Metaphysik: Die Natur der Realität
Es gibt drei wesentliche Ansätze zur Natur der Realität:
- Materialismus: Die Wirklichkeit ist rein materiell.
- Idealismus: Die Wirklichkeit ist geistiger Natur.
- Dualismus: Es existiert sowohl eine materielle als auch eine geistige Wirklichkeit.
Skepsis und der kartesische Zweifel
Die Skepsis argumentiert, dass kein Wissen über die Welt mit absoluter Sicherheit festgestellt werden kann.
Der kartesische Zweifel unterstützt die These, dass wir an allem Wissen zweifeln können:
- Zweifel an den Sinnen: Unsere Sinne können uns täuschen (z. B. optische Täuschungen wie ein im Wasser gebrochen wirkender Stab).
- Traum-Argument: Wie können wir sicher sein, dass wir nicht träumen?
- Zweifel an mathematischen Wahrheiten: Descartes erkennt zwar, dass ein Quadrat vier Seiten hat, führt jedoch die Figur des „bösen Dämons“ ein, der uns täuschen könnte.
Quellen des Wissens
Rationalismus
Rationalisten betrachten den Denkprozess und die Logik als einzige zuverlässige Erkenntnisquelle:
- Die Geometrie dient als Modell für authentische Erkenntnis durch logische Argumentation.

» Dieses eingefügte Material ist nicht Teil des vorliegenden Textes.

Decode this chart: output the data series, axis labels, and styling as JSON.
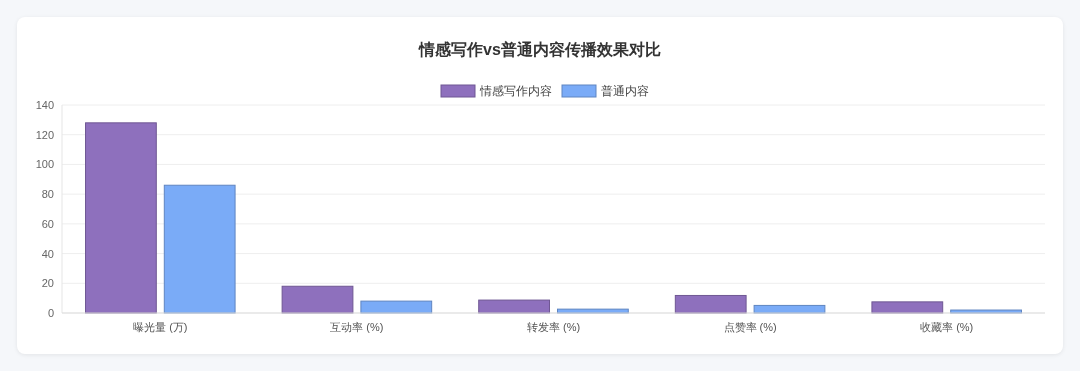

- Informationen aus der Sinneswahrnehmung werden misstrauisch betrachtet.
- Angeborene Ideen: Der Mensch besitzt Ideen (z. B. Unendlichkeit oder Gott), die nicht aus der Außenwelt abgeleitet, sondern angeboren sind.
Empirismus
Empiristen behaupten, dass alles Wissen auf Informationen durch die Sinne beruht:
- Wissen basiert auf externer Erfahrung und Wahrnehmung.

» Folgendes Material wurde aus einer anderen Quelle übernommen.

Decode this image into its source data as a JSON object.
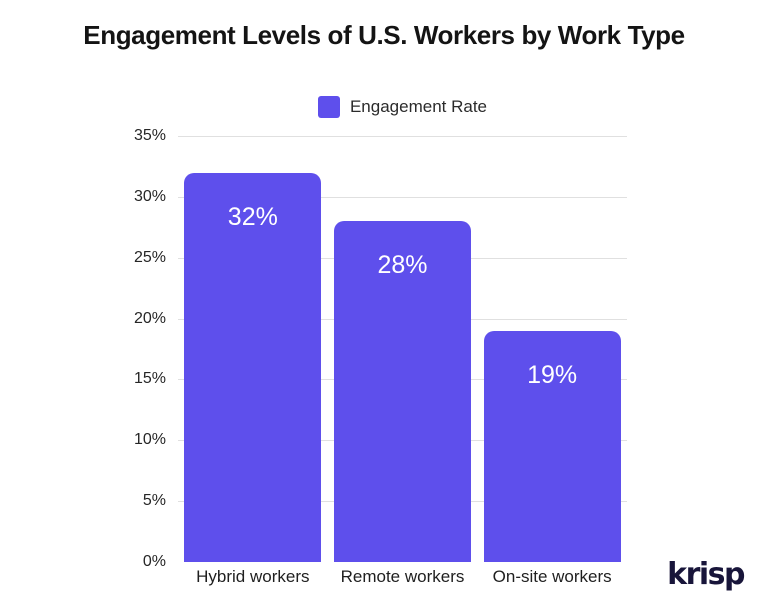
{
  "chart_data": {
    "type": "bar",
    "title": "Engagement Levels of U.S. Workers by Work Type",
    "categories": [
      "Hybrid workers",
      "Remote workers",
      "On-site workers"
    ],
    "series": [
      {
        "name": "Engagement Rate",
        "values": [
          32,
          28,
          19
        ]
      }
    ],
    "value_labels": [
      "32%",
      "28%",
      "19%"
    ],
    "xlabel": "",
    "ylabel": "",
    "ylim": [
      0,
      35
    ],
    "ytick_values": [
      0,
      5,
      10,
      15,
      20,
      25,
      30,
      35
    ],
    "ytick_labels": [
      "0%",
      "5%",
      "10%",
      "15%",
      "20%",
      "25%",
      "30%",
      "35%"
    ],
    "grid": true,
    "legend_position": "top-center",
    "bar_color": "#5E4FEC",
    "gridline_color": "#E0E0E0",
    "value_label_color": "#FFFFFF"
  },
  "legend": {
    "label": "Engagement Rate"
  },
  "footer": {
    "logo_text": "krisp",
    "logo_color": "#18153A"
  }
}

- Es gibt keine angeborenen Ideen.
- David Hume hinterfragte die klassischen Ideen der Metaphysik, was zu einer rationalistischen Skepsis führt.
Kants Synthese: A priori
Nach Immanuel Kant beginnt alle Erkenntnis mit der Erfahrung, aber nicht alles Wissen stammt aus der Erfahrung. Seine These vereint Rationalismus und Empirismus:
- Rationalismus: Nicht alles Wissen stammt allein aus der Erfahrung.
- Empirismus: Ohne Erfahrung gibt es kein Wissen.